É a fé  – especialmente pública e comunitária – que deixa de ser espiritualizante e se ressignifica como encarnatória, que encanta ao invés de ameaçar, que convida ao invés de coagir, que oferta e ao invés de constranger, que propõe ao invés de impor, que conforta ao invés de confrontar, que encoraja ao invés de aprisionar, que convive ao invés de segregar, que concilia ao invés de dividir, que participa ao invés de se esconder, que se compromete ao invés de se isentar.
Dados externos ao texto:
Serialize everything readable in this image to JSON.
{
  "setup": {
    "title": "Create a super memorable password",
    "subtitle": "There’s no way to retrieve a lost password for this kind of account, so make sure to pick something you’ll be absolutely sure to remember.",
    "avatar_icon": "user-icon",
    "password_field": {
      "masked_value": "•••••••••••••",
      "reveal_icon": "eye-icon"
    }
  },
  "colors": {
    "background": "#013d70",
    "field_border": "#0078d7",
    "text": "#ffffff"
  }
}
É principalmente a fé que não foge a luta; que combate bem, com habilidade e dignidade; que combate bons combates, porque independentemente dos resultados, existem lutas que valem a pena pela causa, pelo legado, pela companhia. É a fé que nos desafia: “Se vir uma boa briga, entre nela!”

Quem dera, hoje, Dia de Corpus Christi, nós, enquanto Corpo de Cristo, assumíssemos nossa natureza teândrica e encarnássemos o Cristo, e nos fizéssemos olhos, ouvidos, bocas, mãos, braços e abraços do Cristo. Um Corpus Christi a ser tocado. E, quem sabe, dele ver sair alguma virtude.

One thought on “UMA FÉ DE CORPO AUSENTE

  1. Belo e profundo texto, meu querido Dercinei, provocador de reflexões sobre o nosso ser e viver em Cristo, de ume forma que encarnemos seus ensinamentos e os façamos vida e presença na sociedade de que somos parte. Um incisivo basta à espiritualidade dualista, etérea e nociva hoje dominante. Um abraço!